Anthony Pahnke: Let’s Stand with Farmers of Color Once Again

StaffNFFC In the News

Anthony Pahnke of Family Farm Defenders recently wrote an insightful OpEd for The Progressive, about the current risk, under the Trump administration, to public policies that assist farmers of color. Of particular concern is the 2501 Program, which has offered grants to underserved farmers, ranchers and foresters, since its passage in the 1990 Farm Bill.

Anthony writes:

In his book DispossessionDiscrimination Against African American Farmers in the Age of Civil Rights, Pete Daniel notes that Black farmers in the twentieth century lost their farms disproportionately when compared to their white counterparts. That’s in large part because officials at U.S. Department of Agriculture (USDA) offices around the country regularly denied loans to producers for no other reason than the color of their skin.

The 2501 Program emerged to address this long, dark past of discrimination in the nation’s agricultural history, which has roots in chattel slavery. How this program emerged is just as important as who it benefits.

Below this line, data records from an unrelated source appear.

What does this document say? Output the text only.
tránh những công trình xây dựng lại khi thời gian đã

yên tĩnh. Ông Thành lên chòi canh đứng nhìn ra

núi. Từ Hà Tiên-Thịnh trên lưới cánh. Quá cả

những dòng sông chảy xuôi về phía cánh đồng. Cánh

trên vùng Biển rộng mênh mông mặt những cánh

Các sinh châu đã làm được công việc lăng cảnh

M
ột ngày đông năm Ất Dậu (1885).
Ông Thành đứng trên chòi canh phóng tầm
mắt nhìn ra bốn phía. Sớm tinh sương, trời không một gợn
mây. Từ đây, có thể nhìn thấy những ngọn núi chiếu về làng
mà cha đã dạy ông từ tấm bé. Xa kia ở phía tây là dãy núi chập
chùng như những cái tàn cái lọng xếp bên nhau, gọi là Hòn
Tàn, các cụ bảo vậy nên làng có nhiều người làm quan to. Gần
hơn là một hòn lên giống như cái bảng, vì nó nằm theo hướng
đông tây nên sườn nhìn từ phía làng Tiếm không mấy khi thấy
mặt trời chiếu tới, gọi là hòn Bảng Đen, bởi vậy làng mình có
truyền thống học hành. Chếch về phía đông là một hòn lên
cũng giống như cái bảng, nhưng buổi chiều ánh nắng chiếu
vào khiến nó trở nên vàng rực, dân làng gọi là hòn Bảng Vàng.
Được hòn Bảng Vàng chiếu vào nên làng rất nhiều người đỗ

2501 found its way into the 1990 Farm Bill—and has stayed there every cycle since—due to the work of interracial farmer coalitions. Leaders from groups such as the National Family Farm Coalition and the Rural Coalition, with their extensive bases of small-scale farmer groups around the country, organized protests and testified in Congress, advocating with farmers of color-led groups such as the Federation of Southern Cooperatives.